I went from Aperture 3, to Lightroom 3, back to Aperture 3.
I've always liked Aperture's workflow and organizational tools (and call me lazy, but I liked not having to worry about my own file management), but it was unusably slow and buggy on my new laptop that shipped with Lion, so I took it as an opportunity to try something new and switched to Lightroom for a few months.
Eventually I learned Lightroom's tools well enough that I reached the point where I was getting the same quality of output out of Lightroom as I was out of Aperture. I still never liked the "module" workflow though,
A few updates later, Apple fixed the Lion bugs and Aperture was stable on my new laptop, so I switched back for comfort reasons.
In my experience, they're both capable of about the same quality of output most of the time, though their toolsets are different. The order of operations you take to nail exposure in Lightroom won't necessarily be the same order of operations you take in Aperture.

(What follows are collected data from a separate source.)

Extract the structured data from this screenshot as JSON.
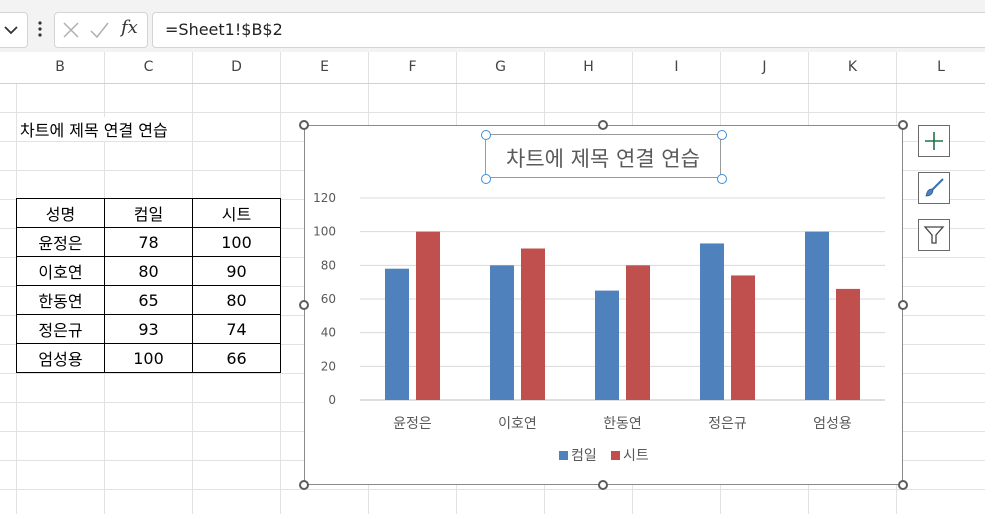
{
  "formula_bar": {
    "formula": "=Sheet1!$B$2",
    "fx_label": "fx"
  },
  "columns": [
    "B",
    "C",
    "D",
    "E",
    "F",
    "G",
    "H",
    "I",
    "J",
    "K",
    "L"
  ],
  "sheet": {
    "b2_text": "차트에 제목 연결 연습",
    "table": {
      "headers": [
        "성명",
        "컴일",
        "시트"
      ],
      "rows": [
        [
          "윤정은",
          "78",
          "100"
        ],
        [
          "이호연",
          "80",
          "90"
        ],
        [
          "한동연",
          "65",
          "80"
        ],
        [
          "정은규",
          "93",
          "74"
        ],
        [
          "엄성용",
          "100",
          "66"
        ]
      ]
    }
  },
  "chart_data": {
    "type": "bar",
    "title": "차트에 제목 연결 연습",
    "categories": [
      "윤정은",
      "이호연",
      "한동연",
      "정은규",
      "엄성용"
    ],
    "series": [
      {
        "name": "컴일",
        "values": [
          78,
          80,
          65,
          93,
          100
        ],
        "color": "#4f81bd"
      },
      {
        "name": "시트",
        "values": [
          100,
          90,
          80,
          74,
          66
        ],
        "color": "#c0504d"
      }
    ],
    "ylim": [
      0,
      120
    ],
    "yticks": [
      0,
      20,
      40,
      60,
      80,
      100,
      120
    ],
    "grid": true,
    "legend": "bottom"
  },
  "side_buttons": [
    "plus-icon",
    "brush-icon",
    "filter-icon"
  ],
  "colors": {
    "accent_green": "#217346",
    "grid": "#d9d9d9"
  }
}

A few notes on Lightroom from my experience:
- Everyone says Lightroom has way better noise reduction. That is true - Aperture deals well with chroma noise but poorly with luma noise, whereas Lightroom deals well with both. Lucky for me, I don't find luma noise to be as objectionable as chroma noise, and it doesn't really rear its ugly head when I share photos on Flickr or Facebook, or in small prints. Still, this is the biggest thing I miss from Lightroom.
- Lightroom has automatic lens corrections. Aperture needs this badly. Like, yesterday.
- Lightroom has output sharpening, Aperture does not (except for printing) and needs it.
a few notes on Aperture:
- In the last 3.3 update, Aperture's white balance tool gained the ability to white balance off of skin tones. This works impressively well - I've gone back to old pictures I never got a satisfactory WB on, clicked on a patch of skin, and voila.
- Aperture has "edge detect" brushes, and it actually works. It's such a timesaver for me not having to go back with an eraser to fine edges when dodging and burning.
- I prefer Aperture's "Edge Sharpen" brick to Lightroom's "Sharpen" tool.
- Aperture seems to import photos much more quickly than Lightroom, but they're comparable in speed in just about everything else.